Le colonel examinait son frère avec tristesse.

Il ne lui répondit pas tout d’abord.

Chacun d’eux craignait de froisser l’autre en continuant de traiter un sujet où ils se trouvaient en désaccord pour la première fois de leur vie.

— Frère, nous reparlerons de cela quand l’heure sera venue.

Le comte respira plus librement, et lui prenant la main :

— Merci, lui dit-il.

Puis allant à un panneau masqué par les arabesques de la boiserie, il le fit glisser, et mit au jour une caisse en fer, enchâssée dans la muraille.

Il ouvrit la caisse à l’aide d’une clef de sûreté, et y renferma les papiers, le récépissé de la Banque de France, et les liasses de billets de mille francs que son notaire venait de lui remettre.

Avant de la refermer, il demanda au colonel :

— Tu n’as pas besoin d’argent ?

— Non, il me reste quinze mille francs sur les cinquante mille que…

— Je ne te demande pas de comptes.

— Oui, mais je tiens à t’en rendre.

— Tu es fou. En tout cas, pour qu’à l’avenir tu n’aies plus l’ennui de l’adresser à moi à ce sujet, je t’ai fait faire une double clef pareille à la mienne.

Martial Renaud prit la clef que lui tendait son frère, sans que cette confiance parût le surprendre.

— Tu vois comment ce panneau s’ouvre et se ferme. Ma fortune est la tienne, ne l’oublie pas.
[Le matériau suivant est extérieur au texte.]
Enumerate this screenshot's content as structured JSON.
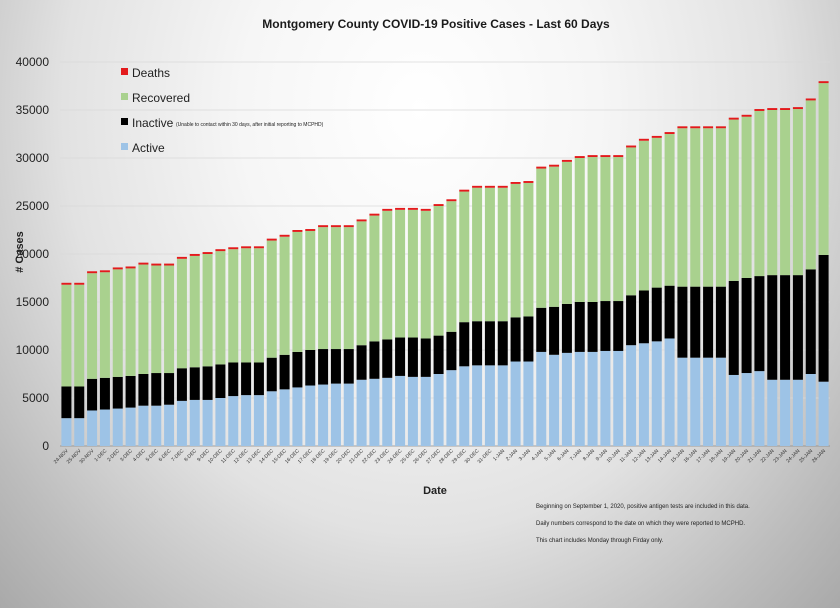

— Sois tranquille… J’ai une faim de loup. Si nous déjeunions ?

— Déjeunons.

Et le comte sonna.

M. Saturne parut, et sans que son maître eût à lui faire un geste, un signe d’interrogation, il annonça de sa voix la plus majestueuse :

— Monsieur le comte servi !

On le voit, le page noir de M. de Warrens était l’ennemi né de tous les verbes actifs, neutres ou passifs.